The Bible records God’s command to “Love God, heart, soul, strength and mind and your neighbor as yourself.” This is the heart of Christian living, but how many of us really know what it means? Charles Colson wrote a book, Loving God, to answer these questions.
Colson had been a tough, powerful attorney, Nixon’s personal lawyer who went to prison for his part in the Watergate scandal. After he was released, he started Prison Fellowship for prisoners and their families which now can be found in over a hundred countries. He also started Justice Fellowship, for prison reform, and authored some 22 books and had a radio broadcast. His life mission was to not just minister to prisoners, including in Bilibid prison in Montinlupa, but to challenge secular thinking with a Christian world and life view. This excerpt is from Loving God, 1997 ed.

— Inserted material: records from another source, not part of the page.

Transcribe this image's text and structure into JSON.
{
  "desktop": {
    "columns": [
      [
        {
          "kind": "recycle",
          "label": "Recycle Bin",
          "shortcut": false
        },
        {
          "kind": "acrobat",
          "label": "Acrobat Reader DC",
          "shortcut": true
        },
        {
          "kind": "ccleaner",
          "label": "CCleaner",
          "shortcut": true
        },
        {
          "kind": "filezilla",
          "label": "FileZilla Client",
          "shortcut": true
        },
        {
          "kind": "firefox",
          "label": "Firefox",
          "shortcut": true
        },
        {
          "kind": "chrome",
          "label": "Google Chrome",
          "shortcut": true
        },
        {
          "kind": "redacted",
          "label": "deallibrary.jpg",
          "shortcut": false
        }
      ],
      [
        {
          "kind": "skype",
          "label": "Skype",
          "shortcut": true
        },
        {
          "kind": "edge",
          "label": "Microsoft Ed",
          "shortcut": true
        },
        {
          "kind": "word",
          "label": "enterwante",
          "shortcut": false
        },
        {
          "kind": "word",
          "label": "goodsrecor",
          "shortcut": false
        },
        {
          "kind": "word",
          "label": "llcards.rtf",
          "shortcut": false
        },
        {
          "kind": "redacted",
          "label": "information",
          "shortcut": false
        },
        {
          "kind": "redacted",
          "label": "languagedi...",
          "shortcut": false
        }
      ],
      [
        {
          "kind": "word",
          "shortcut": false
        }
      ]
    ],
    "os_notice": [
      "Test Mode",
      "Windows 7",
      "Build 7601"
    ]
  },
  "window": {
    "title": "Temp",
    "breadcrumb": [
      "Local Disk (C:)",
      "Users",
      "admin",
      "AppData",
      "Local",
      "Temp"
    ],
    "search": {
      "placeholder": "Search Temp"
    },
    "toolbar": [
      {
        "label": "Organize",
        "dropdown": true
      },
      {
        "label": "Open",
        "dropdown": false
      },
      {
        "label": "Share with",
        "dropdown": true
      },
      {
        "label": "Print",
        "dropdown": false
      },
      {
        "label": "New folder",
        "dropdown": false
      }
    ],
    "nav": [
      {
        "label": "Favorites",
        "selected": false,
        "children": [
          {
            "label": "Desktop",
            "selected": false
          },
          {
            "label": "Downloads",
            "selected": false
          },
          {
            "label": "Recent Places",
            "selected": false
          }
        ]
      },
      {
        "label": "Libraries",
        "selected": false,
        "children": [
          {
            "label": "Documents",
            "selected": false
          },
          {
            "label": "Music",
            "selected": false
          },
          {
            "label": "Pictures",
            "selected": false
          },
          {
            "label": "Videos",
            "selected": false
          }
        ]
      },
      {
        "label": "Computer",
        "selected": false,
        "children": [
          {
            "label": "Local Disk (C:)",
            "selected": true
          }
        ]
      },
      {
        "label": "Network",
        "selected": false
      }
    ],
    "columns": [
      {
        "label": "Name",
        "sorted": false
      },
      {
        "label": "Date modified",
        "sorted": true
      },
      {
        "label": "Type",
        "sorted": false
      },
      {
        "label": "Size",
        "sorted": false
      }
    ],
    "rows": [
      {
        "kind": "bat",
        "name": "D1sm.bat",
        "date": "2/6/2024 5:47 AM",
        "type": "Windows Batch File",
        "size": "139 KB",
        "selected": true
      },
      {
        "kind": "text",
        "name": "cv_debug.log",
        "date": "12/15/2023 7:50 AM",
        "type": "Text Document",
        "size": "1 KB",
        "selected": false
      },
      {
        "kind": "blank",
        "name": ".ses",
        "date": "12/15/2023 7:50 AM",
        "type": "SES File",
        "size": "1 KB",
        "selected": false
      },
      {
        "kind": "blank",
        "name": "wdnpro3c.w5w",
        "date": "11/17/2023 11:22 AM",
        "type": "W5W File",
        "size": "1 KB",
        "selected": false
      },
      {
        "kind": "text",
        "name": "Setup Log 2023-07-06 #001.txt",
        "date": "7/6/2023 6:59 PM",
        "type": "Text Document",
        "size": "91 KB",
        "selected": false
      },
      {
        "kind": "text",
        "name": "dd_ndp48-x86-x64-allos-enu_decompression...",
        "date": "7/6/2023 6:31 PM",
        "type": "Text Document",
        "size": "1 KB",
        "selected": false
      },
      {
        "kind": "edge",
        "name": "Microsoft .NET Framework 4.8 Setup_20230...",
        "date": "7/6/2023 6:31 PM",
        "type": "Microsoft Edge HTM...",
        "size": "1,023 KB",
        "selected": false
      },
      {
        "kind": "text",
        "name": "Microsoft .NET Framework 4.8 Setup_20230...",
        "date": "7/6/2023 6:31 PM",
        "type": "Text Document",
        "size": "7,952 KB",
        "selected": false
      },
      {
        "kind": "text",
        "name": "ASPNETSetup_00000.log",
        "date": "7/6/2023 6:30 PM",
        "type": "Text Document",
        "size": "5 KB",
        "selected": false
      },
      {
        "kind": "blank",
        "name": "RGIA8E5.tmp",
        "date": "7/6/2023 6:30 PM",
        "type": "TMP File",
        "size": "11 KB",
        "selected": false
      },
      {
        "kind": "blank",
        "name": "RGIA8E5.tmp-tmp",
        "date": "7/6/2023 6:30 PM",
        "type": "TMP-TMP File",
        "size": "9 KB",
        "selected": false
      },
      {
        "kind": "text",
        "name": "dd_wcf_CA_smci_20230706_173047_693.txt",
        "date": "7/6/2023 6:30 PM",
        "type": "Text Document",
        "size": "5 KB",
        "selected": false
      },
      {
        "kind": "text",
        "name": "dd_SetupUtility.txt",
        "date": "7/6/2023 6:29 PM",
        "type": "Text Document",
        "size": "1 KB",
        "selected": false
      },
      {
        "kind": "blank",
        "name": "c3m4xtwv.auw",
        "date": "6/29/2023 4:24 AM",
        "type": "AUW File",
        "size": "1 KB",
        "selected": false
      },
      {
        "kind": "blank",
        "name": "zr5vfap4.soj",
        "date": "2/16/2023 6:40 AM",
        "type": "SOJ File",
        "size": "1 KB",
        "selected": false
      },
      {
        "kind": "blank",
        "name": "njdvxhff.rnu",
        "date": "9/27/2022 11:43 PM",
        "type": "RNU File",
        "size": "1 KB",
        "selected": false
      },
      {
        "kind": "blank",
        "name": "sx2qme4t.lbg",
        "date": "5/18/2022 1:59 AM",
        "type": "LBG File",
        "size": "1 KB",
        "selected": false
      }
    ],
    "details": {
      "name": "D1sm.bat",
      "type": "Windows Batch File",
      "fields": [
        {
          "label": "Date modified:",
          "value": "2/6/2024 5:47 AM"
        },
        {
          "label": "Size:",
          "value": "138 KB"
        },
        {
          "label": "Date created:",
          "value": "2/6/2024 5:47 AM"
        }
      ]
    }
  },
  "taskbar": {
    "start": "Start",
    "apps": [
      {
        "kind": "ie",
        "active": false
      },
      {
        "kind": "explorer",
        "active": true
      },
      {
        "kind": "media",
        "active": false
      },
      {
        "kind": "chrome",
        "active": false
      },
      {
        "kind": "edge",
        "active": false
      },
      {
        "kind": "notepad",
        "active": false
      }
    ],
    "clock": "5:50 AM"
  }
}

“Twenty-one years ago on January 31, 1975, I walked out of prison gates, free after seven months inside. But as a new Christian, I was unsure of the future, groping for God’s will, trying to understand the tumultuous events that had brought me to this place. I had surely known the heights and depths of life: from power, wealth, prestige, and an office next to the president of the United States to the confining walls of a dreary prison. But along the way I had made the most important discovery anyone can make. That came about on a hot, sultry night in August, 1973. As the Watergate scandal was rocking the Nixon presidency and the nation, I—proud and self-assured on the outside, fearful and trembling within—visited a close friend at his home. Tom Phillips was a successful business executive and client who, I had learned, had had some kind of religious experience. That evening Tom told me of his encounter with Jesus Christ, how his life had been dramatically changed. I listened intently. I had never heard anyone talk this way. Though something stirred within me, I kept my emotions in check, too proud to let him know how I felt inside.
“I left my friend that night, promising only to read a little book which he gave me, Mere Chris-tianity. But in his driveway that night, the dam burst. I could not drive the car; I was crying too hard, calling out to God with the first honest prayer of my life. I sat there alone for a long time—but not alone at all. From that day on, nothing about my life has been the same. It can never be again. I have given my life to Jesus Christ.
“In that first year out of prison I published my autobiography, Born Again, which God used mightily. But I also wrestled with Him. I knew what had happened to me had been for a purpose. What was it? I longed to return to a quiet life with family. Business and law beckoned, but Patty and I dreamed of long walks in the woods, more time with the children, and above all, being out of the glare of the public spotlight.
“But I couldn’t. I knew my call was ministry to prisoners, and in the summer of 1976, six of us gathered for prayer, launching Prison Fellowship. Little did I dream that this ministry would spread around the globe — 75 countries, 2,000 prisons in the U.S. alone, thousands of volunteers — to become the most massive outreach of the Gospel to “the least of these,” prisoners and their families. In those early years I yearned to grow, to know the fullness of the Christian life. I studied under the guidance of godly scholars such as Professor Richard Lovelace and Dr. Carl Henry. I read voraciously. But I was perplexed that Christianity seemed to be having so little impact on modern life. What was it, I asked, that God really wanted from His people? How should we live? And it was out of this struggle, . . . that I wrote the book . . . Loving God. Few things God has done in my life have surprised me as much as this book. . . . (it) went through 26 printings, was translated into twenty languages, over a half-million copies have been sold in the U.S., hundreds of thousands more distributed by the Billy Graham Association, and countless hundreds of thousands more overseas. . . Over the thirteen years since this book was published, I have been humbled by the thousands of letters it has prompted from people in every station of life—from prime ministers to prisoners. The message is always the same: The writers’ lives had been deeply affected. Some became believers; others discovered the true meaning of being a Christian—to love God and to love one another.”